A student of Marc Bloch then Ernest Labrousse, he contributed to several collective works, particularly the treatise Histoire économique et sociale de la France (Braudel-Labrousse), Presses universitaires de France, 1970-1982 (later republications) as well as instigating and heading the six-volume Histoire économique et sociale du monde (Armand Colin, 1970–1978). In 1968 he also set up the Bulletin du Centre d'histoire économique et sociale de la région lyonnaise, later renamed the Bulletin du Centre Pierre Léon and now known as the Cahiers du Centre Pierre Léon d'histoire économique et sociale He died at Saint-Mandé.

== Works ==
- Deux siècles d'activité minière et metallurgique en Dauphiné : L'usine d'Allevard (1675-1870), Revue de Géographie alpine, 1948, pp. 215–258.
- La Naissance de la grande industrie en Dauphiné (fin du XVIII siecle -1869) 2 volumes, Faculté des lettres de Grenoble, PUF, 1954.
- Économie et Diplomatie : les Relations commerciales delphino-piémontaises au début du XVIII siecle (1700-1730), Cahiers d'histoire, 1960, pp 277–304.
- La guerre économique franco-sarde au début du XVIII siecle. Étude des relations commerciales delphino-piémontaises (1700-1730), Bulletin du C. T. H. S. Section d'histoire moderne et contemporaine (1961) pp. 615–620.
- « Les Techniques métallurgiques dauphinoises au XVIIIe siècle », dans : Histoire de la Pensée, V, Paris, Hermann, 1961.
- Marchands et spéculateurs dauphinois dans le monde antillais du XVIII siecle, Les Belles Lettres (1963)
- « Crises et adaptations de la métallurgie alpine. L'usine d'Allevard (1869-1914) » Cahiers d'histoire, Grenoble (1963).
- La région lyonnaise dans l'histoire économique et sociale de la France. Une esquisse (XVIe-XXe siècles), Revue historique, 1966, pp. 31–62.

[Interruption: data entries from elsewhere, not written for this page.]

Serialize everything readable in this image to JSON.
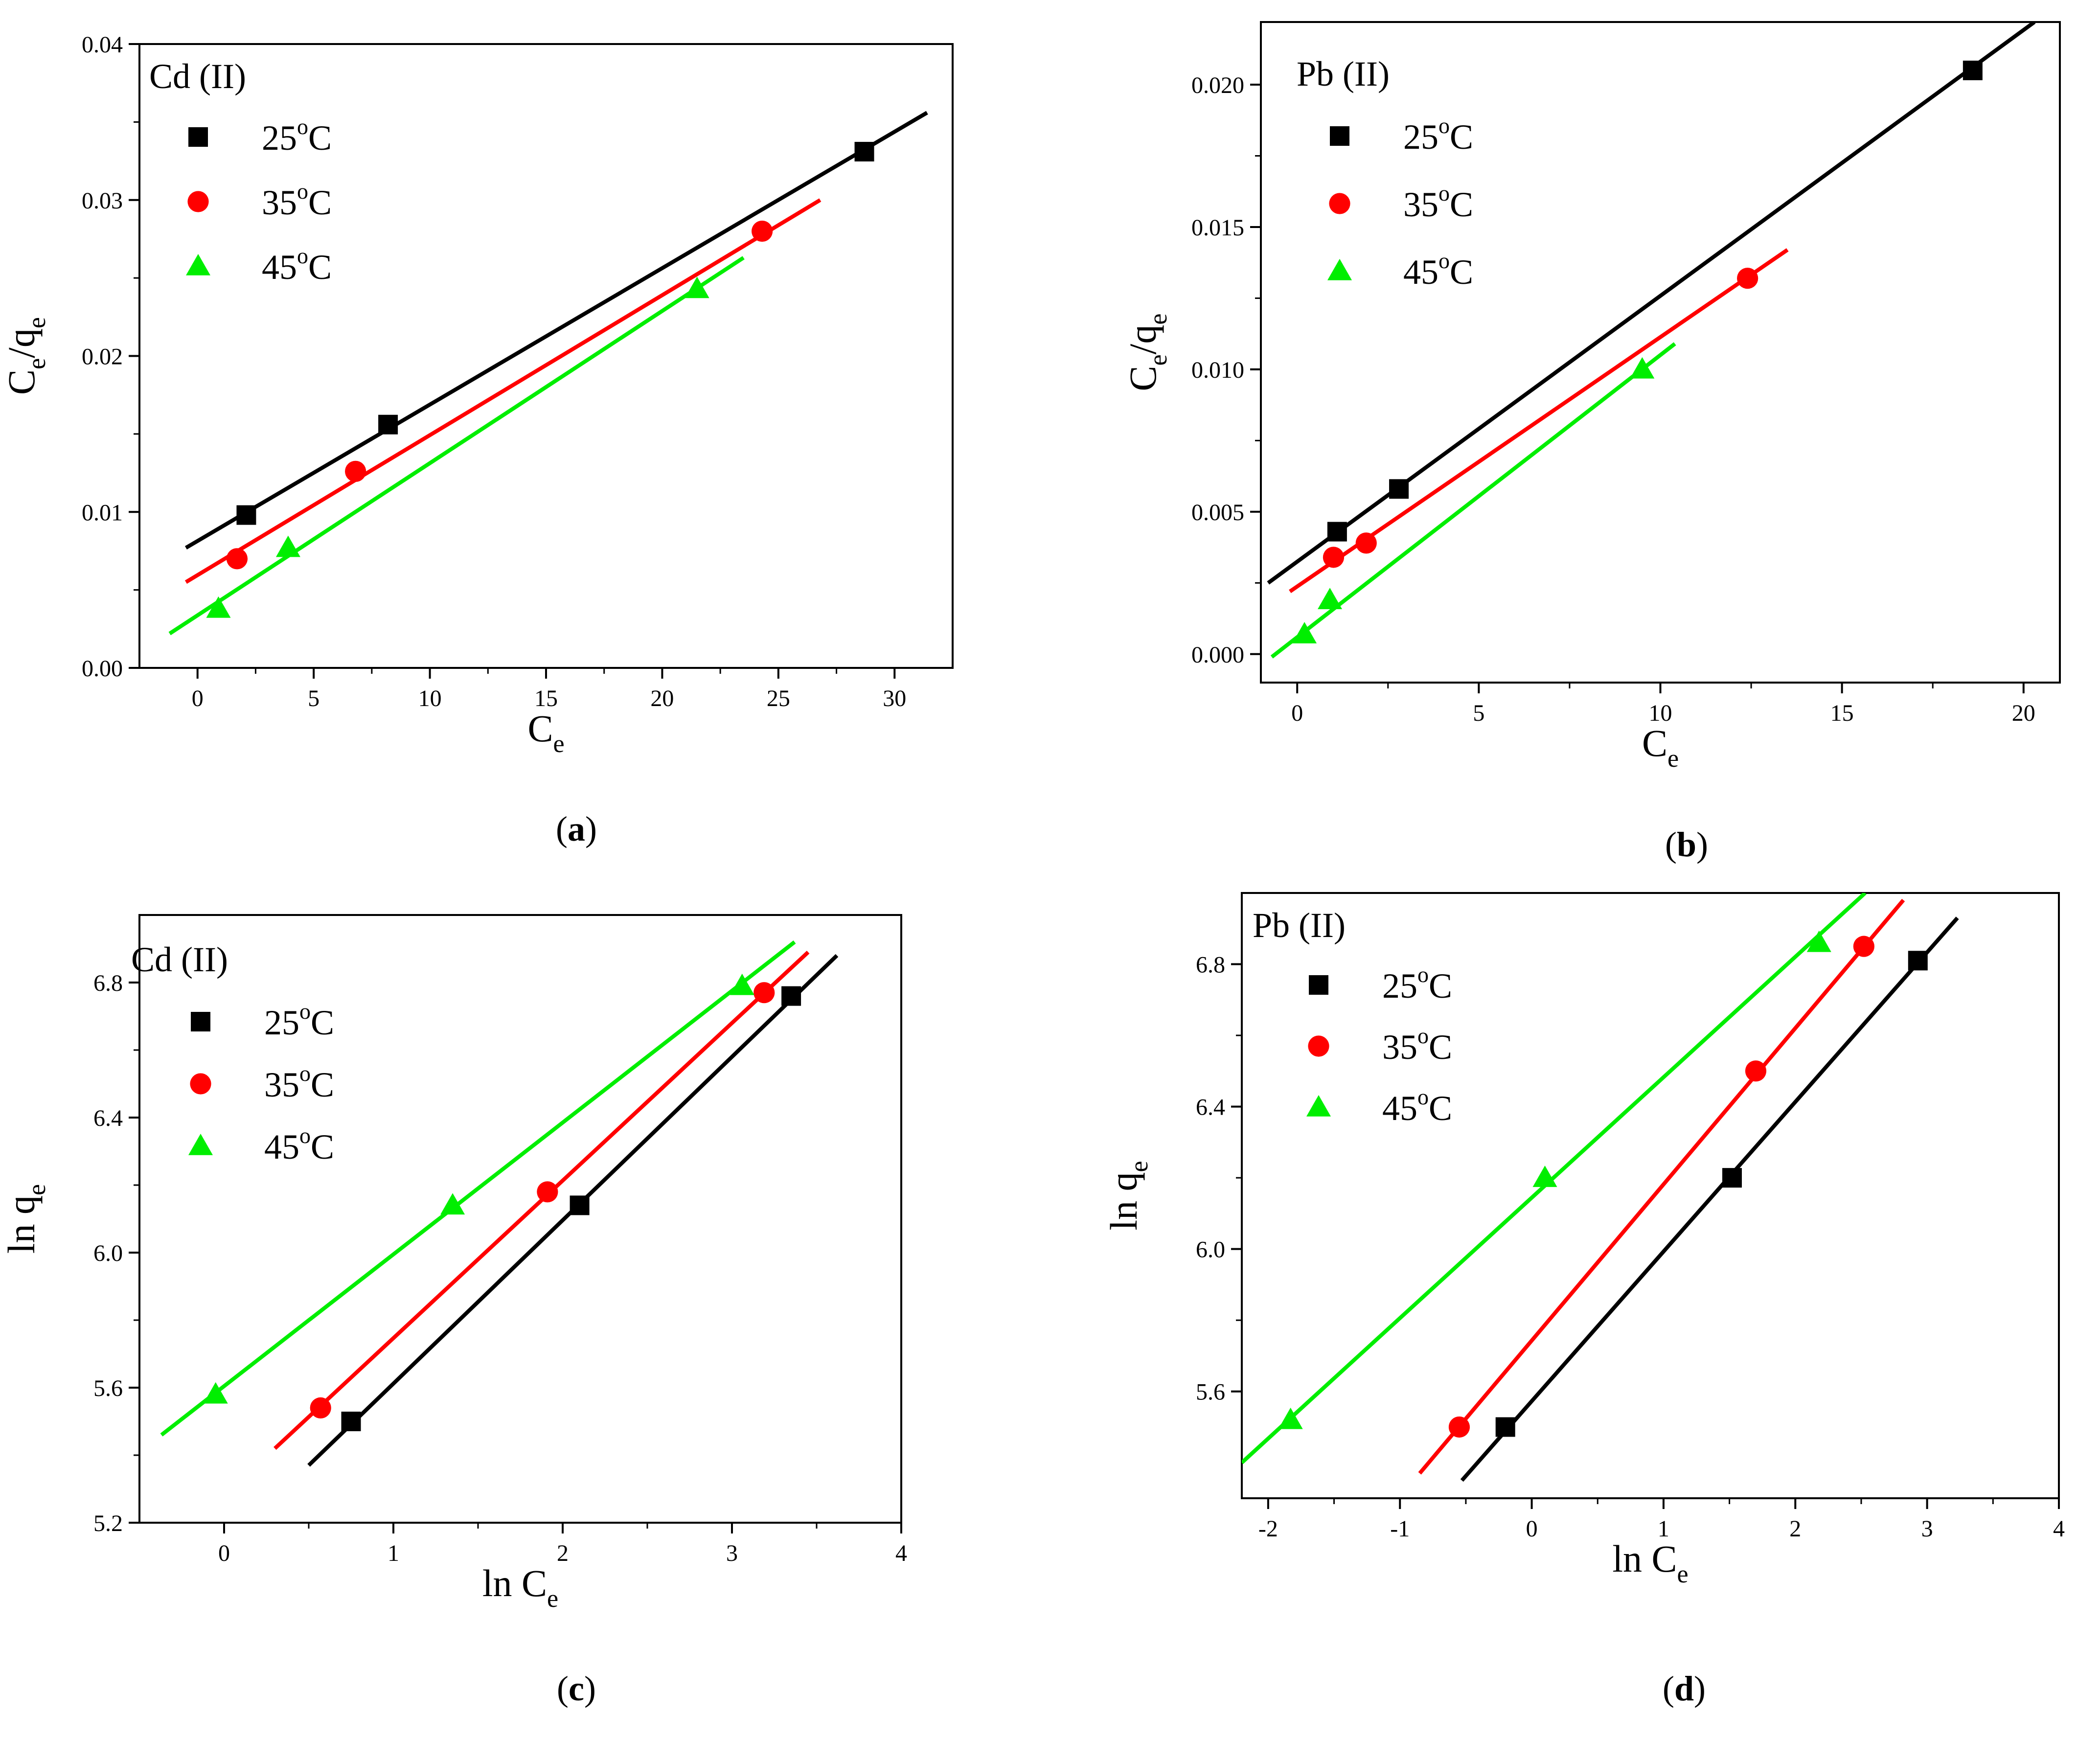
{
  "chart_data": [
    {
      "id": "a",
      "type": "scatter",
      "caption": "a",
      "title": "Cd (II)",
      "xlabel": {
        "main": "C",
        "sub": "e"
      },
      "ylabel": {
        "main": "C",
        "sub": "e",
        "main2": "/q",
        "sub2": "e"
      },
      "xlim": [
        -2.5,
        32.5
      ],
      "ylim": [
        0.0,
        0.04
      ],
      "xticks": [
        0,
        5,
        10,
        15,
        20,
        25,
        30
      ],
      "xtick_labels": [
        "0",
        "5",
        "10",
        "15",
        "20",
        "25",
        "30"
      ],
      "yticks": [
        0.0,
        0.01,
        0.02,
        0.03,
        0.04
      ],
      "ytick_labels": [
        "0.00",
        "0.01",
        "0.02",
        "0.03",
        "0.04"
      ],
      "legend_position": "top-left",
      "series": [
        {
          "name": "25",
          "unit": "C",
          "color": "#000000",
          "marker": "square",
          "points": [
            [
              2.1,
              0.0098
            ],
            [
              8.2,
              0.0156
            ],
            [
              28.7,
              0.0331
            ]
          ],
          "fit_x": [
            -0.5,
            31.4
          ],
          "fit_y": [
            0.0077,
            0.0356
          ]
        },
        {
          "name": "35",
          "unit": "C",
          "color": "#ff0000",
          "marker": "circle",
          "points": [
            [
              1.7,
              0.007
            ],
            [
              6.8,
              0.0126
            ],
            [
              24.3,
              0.028
            ]
          ],
          "fit_x": [
            -0.5,
            26.8
          ],
          "fit_y": [
            0.0055,
            0.03
          ]
        },
        {
          "name": "45",
          "unit": "C",
          "color": "#00ee00",
          "marker": "triangle",
          "points": [
            [
              0.9,
              0.0038
            ],
            [
              3.9,
              0.0077
            ],
            [
              21.5,
              0.0243
            ]
          ],
          "fit_x": [
            -1.2,
            23.5
          ],
          "fit_y": [
            0.0022,
            0.0263
          ]
        }
      ]
    },
    {
      "id": "b",
      "type": "scatter",
      "caption": "b",
      "title": "Pb (II)",
      "xlabel": {
        "main": "C",
        "sub": "e"
      },
      "ylabel": {
        "main": "C",
        "sub": "e",
        "main2": "/q",
        "sub2": "e"
      },
      "xlim": [
        -1.0,
        21.0
      ],
      "ylim": [
        -0.001,
        0.0222
      ],
      "xticks": [
        0,
        5,
        10,
        15,
        20
      ],
      "xtick_labels": [
        "0",
        "5",
        "10",
        "15",
        "20"
      ],
      "yticks": [
        0.0,
        0.005,
        0.01,
        0.015,
        0.02
      ],
      "ytick_labels": [
        "0.000",
        "0.005",
        "0.010",
        "0.015",
        "0.020"
      ],
      "legend_position": "top-left",
      "series": [
        {
          "name": "25",
          "unit": "C",
          "color": "#000000",
          "marker": "square",
          "points": [
            [
              1.1,
              0.0043
            ],
            [
              2.8,
              0.0058
            ],
            [
              18.6,
              0.0205
            ]
          ],
          "fit_x": [
            -0.8,
            20.3
          ],
          "fit_y": [
            0.0025,
            0.0222
          ]
        },
        {
          "name": "35",
          "unit": "C",
          "color": "#ff0000",
          "marker": "circle",
          "points": [
            [
              1.0,
              0.0034
            ],
            [
              1.9,
              0.0039
            ],
            [
              12.4,
              0.0132
            ]
          ],
          "fit_x": [
            -0.2,
            13.5
          ],
          "fit_y": [
            0.0022,
            0.0142
          ]
        },
        {
          "name": "45",
          "unit": "C",
          "color": "#00ee00",
          "marker": "triangle",
          "points": [
            [
              0.2,
              0.0007
            ],
            [
              0.9,
              0.0019
            ],
            [
              9.5,
              0.01
            ]
          ],
          "fit_x": [
            -0.7,
            10.4
          ],
          "fit_y": [
            -0.0001,
            0.0109
          ]
        }
      ]
    },
    {
      "id": "c",
      "type": "scatter",
      "caption": "c",
      "title": "Cd (II)",
      "xlabel": {
        "main": "ln C",
        "sub": "e"
      },
      "ylabel": {
        "main": "ln q",
        "sub": "e"
      },
      "xlim": [
        -0.5,
        4.0
      ],
      "ylim": [
        5.2,
        7.0
      ],
      "xticks": [
        0,
        1,
        2,
        3,
        4
      ],
      "xtick_labels": [
        "0",
        "1",
        "2",
        "3",
        "4"
      ],
      "yticks": [
        5.2,
        5.6,
        6.0,
        6.4,
        6.8
      ],
      "ytick_labels": [
        "5.2",
        "5.6",
        "6.0",
        "6.4",
        "6.8"
      ],
      "legend_position": "top-left",
      "series": [
        {
          "name": "25",
          "unit": "C",
          "color": "#000000",
          "marker": "square",
          "points": [
            [
              0.75,
              5.5
            ],
            [
              2.1,
              6.14
            ],
            [
              3.35,
              6.76
            ]
          ],
          "fit_x": [
            0.5,
            3.62
          ],
          "fit_y": [
            5.37,
            6.88
          ]
        },
        {
          "name": "35",
          "unit": "C",
          "color": "#ff0000",
          "marker": "circle",
          "points": [
            [
              0.57,
              5.54
            ],
            [
              1.91,
              6.18
            ],
            [
              3.19,
              6.77
            ]
          ],
          "fit_x": [
            0.3,
            3.45
          ],
          "fit_y": [
            5.42,
            6.89
          ]
        },
        {
          "name": "45",
          "unit": "C",
          "color": "#00ee00",
          "marker": "triangle",
          "points": [
            [
              -0.05,
              5.58
            ],
            [
              1.35,
              6.14
            ],
            [
              3.06,
              6.79
            ]
          ],
          "fit_x": [
            -0.37,
            3.37
          ],
          "fit_y": [
            5.46,
            6.92
          ]
        }
      ]
    },
    {
      "id": "d",
      "type": "scatter",
      "caption": "d",
      "title": "Pb (II)",
      "xlabel": {
        "main": "ln C",
        "sub": "e"
      },
      "ylabel": {
        "main": "ln q",
        "sub": "e"
      },
      "xlim": [
        -2.2,
        4.0
      ],
      "ylim": [
        5.3,
        7.0
      ],
      "xticks": [
        -2,
        -1,
        0,
        1,
        2,
        3,
        4
      ],
      "xtick_labels": [
        "-2",
        "-1",
        "0",
        "1",
        "2",
        "3",
        "4"
      ],
      "yticks": [
        5.6,
        6.0,
        6.4,
        6.8
      ],
      "ytick_labels": [
        "5.6",
        "6.0",
        "6.4",
        "6.8"
      ],
      "legend_position": "top-left",
      "series": [
        {
          "name": "25",
          "unit": "C",
          "color": "#000000",
          "marker": "square",
          "points": [
            [
              -0.2,
              5.5
            ],
            [
              1.52,
              6.2
            ],
            [
              2.93,
              6.81
            ]
          ],
          "fit_x": [
            -0.53,
            3.23
          ],
          "fit_y": [
            5.35,
            6.93
          ]
        },
        {
          "name": "35",
          "unit": "C",
          "color": "#ff0000",
          "marker": "circle",
          "points": [
            [
              -0.55,
              5.5
            ],
            [
              1.7,
              6.5
            ],
            [
              2.52,
              6.85
            ]
          ],
          "fit_x": [
            -0.85,
            2.82
          ],
          "fit_y": [
            5.37,
            6.98
          ]
        },
        {
          "name": "45",
          "unit": "C",
          "color": "#00ee00",
          "marker": "triangle",
          "points": [
            [
              -1.83,
              5.52
            ],
            [
              0.1,
              6.2
            ],
            [
              2.18,
              6.86
            ]
          ],
          "fit_x": [
            -2.2,
            2.53
          ],
          "fit_y": [
            5.4,
            7.0
          ]
        }
      ]
    }
  ]
}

- Économies et sociétés de l'Amérique latine, SEDES, 1969.
- Économies et sociétés préindustrielles : 1650-1780 t. 2, Armand Colin, 1970.

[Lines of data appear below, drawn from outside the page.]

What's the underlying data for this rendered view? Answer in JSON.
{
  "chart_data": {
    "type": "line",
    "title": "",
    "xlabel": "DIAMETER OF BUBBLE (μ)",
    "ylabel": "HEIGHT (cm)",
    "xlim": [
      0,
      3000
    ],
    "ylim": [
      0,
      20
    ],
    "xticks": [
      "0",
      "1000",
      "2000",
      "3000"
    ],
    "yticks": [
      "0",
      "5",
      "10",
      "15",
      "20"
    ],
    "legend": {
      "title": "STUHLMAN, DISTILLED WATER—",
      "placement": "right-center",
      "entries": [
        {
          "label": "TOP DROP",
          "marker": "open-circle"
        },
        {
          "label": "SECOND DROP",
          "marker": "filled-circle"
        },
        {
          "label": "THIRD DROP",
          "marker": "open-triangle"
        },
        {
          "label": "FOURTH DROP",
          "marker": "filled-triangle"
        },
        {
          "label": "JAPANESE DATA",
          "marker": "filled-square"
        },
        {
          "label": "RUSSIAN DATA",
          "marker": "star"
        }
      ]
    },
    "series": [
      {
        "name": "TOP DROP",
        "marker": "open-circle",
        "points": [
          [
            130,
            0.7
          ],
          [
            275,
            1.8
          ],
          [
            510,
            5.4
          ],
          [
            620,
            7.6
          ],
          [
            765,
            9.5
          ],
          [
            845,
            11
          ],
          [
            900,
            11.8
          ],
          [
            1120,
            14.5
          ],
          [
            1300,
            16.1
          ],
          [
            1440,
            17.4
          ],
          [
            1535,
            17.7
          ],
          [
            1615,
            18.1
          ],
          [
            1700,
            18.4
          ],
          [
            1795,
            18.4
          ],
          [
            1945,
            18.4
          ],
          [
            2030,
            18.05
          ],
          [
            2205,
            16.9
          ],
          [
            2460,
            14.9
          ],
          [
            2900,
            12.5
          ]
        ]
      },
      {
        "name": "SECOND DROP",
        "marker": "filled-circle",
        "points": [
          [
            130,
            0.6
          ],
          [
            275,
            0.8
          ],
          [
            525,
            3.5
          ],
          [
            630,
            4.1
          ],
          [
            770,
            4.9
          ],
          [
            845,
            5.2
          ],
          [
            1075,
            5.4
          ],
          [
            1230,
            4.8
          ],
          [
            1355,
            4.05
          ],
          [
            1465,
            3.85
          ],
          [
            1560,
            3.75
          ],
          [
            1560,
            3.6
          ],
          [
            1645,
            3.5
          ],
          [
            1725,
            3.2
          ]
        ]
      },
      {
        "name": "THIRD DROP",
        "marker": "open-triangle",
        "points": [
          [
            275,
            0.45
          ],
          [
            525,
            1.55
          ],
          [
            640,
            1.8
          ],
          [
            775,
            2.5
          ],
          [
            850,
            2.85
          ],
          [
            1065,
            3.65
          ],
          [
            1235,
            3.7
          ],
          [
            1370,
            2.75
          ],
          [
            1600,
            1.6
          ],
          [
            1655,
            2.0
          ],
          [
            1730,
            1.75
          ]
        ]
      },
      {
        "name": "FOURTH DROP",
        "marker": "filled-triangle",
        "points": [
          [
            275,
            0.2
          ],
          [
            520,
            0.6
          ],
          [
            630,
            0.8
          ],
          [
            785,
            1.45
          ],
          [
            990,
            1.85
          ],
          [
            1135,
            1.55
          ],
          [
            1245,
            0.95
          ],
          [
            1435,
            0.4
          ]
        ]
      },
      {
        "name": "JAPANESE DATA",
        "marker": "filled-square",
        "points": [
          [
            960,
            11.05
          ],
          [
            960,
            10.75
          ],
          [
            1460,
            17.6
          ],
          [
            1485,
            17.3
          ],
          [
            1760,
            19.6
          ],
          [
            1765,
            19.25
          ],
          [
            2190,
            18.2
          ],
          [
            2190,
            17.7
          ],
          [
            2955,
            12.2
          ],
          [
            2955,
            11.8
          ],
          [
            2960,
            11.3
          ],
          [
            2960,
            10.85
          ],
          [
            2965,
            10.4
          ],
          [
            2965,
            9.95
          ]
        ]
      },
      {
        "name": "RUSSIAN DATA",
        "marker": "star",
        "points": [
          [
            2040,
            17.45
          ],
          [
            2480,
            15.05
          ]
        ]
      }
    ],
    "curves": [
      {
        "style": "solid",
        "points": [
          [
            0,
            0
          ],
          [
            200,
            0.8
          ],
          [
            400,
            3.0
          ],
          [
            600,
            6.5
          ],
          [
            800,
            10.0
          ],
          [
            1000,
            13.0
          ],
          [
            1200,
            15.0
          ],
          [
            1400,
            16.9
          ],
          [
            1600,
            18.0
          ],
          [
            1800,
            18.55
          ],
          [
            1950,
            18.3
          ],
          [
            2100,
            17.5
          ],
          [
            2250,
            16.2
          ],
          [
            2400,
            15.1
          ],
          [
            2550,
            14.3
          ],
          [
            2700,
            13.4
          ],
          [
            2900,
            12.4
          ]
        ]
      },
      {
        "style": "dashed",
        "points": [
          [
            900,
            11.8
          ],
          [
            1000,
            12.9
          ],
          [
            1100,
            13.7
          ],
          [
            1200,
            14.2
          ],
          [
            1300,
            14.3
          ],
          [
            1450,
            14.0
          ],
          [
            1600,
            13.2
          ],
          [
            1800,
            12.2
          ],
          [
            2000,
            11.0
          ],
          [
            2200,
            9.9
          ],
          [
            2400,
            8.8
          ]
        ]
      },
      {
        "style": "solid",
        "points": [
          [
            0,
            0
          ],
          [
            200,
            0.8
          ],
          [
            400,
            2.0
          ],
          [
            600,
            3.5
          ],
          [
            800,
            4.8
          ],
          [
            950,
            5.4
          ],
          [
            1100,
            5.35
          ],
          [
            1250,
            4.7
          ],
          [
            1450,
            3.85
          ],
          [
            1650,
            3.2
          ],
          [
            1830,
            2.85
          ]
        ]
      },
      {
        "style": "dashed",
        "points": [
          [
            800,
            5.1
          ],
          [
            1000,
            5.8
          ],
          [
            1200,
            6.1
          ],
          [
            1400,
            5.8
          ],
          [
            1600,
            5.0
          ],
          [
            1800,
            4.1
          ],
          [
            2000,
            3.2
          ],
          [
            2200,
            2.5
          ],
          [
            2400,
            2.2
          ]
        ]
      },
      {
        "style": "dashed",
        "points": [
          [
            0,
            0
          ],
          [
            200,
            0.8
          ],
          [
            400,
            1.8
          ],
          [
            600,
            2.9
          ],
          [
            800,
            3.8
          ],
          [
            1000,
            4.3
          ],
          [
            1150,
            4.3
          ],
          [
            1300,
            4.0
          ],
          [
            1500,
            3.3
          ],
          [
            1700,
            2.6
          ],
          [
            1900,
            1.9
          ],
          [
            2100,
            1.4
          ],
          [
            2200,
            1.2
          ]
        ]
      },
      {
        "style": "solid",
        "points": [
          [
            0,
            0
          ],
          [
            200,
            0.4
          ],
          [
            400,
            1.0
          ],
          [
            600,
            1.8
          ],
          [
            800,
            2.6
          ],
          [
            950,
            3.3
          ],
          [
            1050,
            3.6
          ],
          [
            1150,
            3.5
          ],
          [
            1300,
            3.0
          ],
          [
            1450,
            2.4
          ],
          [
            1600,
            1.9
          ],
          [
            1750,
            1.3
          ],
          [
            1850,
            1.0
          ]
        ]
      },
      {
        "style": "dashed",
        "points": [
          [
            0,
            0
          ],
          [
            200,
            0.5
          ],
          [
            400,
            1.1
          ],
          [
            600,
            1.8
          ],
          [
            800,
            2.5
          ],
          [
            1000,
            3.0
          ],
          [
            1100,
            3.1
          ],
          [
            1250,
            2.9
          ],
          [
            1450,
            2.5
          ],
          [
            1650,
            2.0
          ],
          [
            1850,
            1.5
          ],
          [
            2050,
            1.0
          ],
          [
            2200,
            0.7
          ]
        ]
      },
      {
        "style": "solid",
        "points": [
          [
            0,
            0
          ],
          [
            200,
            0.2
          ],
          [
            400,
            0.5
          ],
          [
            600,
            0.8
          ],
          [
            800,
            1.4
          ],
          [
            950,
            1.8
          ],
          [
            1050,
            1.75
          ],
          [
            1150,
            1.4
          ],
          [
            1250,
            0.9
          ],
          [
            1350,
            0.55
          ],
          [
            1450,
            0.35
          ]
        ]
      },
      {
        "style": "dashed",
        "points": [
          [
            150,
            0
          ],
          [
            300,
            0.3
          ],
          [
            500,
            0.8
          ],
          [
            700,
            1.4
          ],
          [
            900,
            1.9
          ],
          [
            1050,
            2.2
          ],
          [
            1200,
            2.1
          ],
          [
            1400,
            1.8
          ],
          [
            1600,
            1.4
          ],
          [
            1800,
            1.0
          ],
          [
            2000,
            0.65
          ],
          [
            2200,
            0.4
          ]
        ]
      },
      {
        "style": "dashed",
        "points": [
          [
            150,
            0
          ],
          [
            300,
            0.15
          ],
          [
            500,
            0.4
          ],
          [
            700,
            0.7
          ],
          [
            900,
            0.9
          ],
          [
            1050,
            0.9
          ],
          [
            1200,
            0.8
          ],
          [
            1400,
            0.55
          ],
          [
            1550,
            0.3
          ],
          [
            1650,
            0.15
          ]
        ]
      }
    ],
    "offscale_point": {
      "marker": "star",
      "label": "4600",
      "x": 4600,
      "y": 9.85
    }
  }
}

- Géographie de la fortune et structures sociales à Lyon au XIX siecle (1815-1914), Lyon, Université Lyon II, 1974.
- Une bibliographie plus longue est disponible sur le site d'IdRef Sudoc.

== Bibliography (in French) ==
- François Caron, « Pierre Léon » in Revue historique, 1977, volume 257, pp. 527–531 online version.
- Lionel Dumond, « LÉON, Pierre (1914-1976) » in Christian Amalvi (ed.), Dictionnaire biographique des historiens français et francophones. De Grégoire de Tours à Georges Duby, Paris, La boutique de l'histoire, 2004, p. 191.
- Maurice Garden, « Hommage à Pierre Léon », Bulletin du Centre Pierre Léon, n° 2, 1977 online version.
- Pierre Goubert, « Pierre Léon, de Lyon » dans Un parcours d'historien. Souvenirs 1915-1995, Fayard, 1996, pp. 174–177.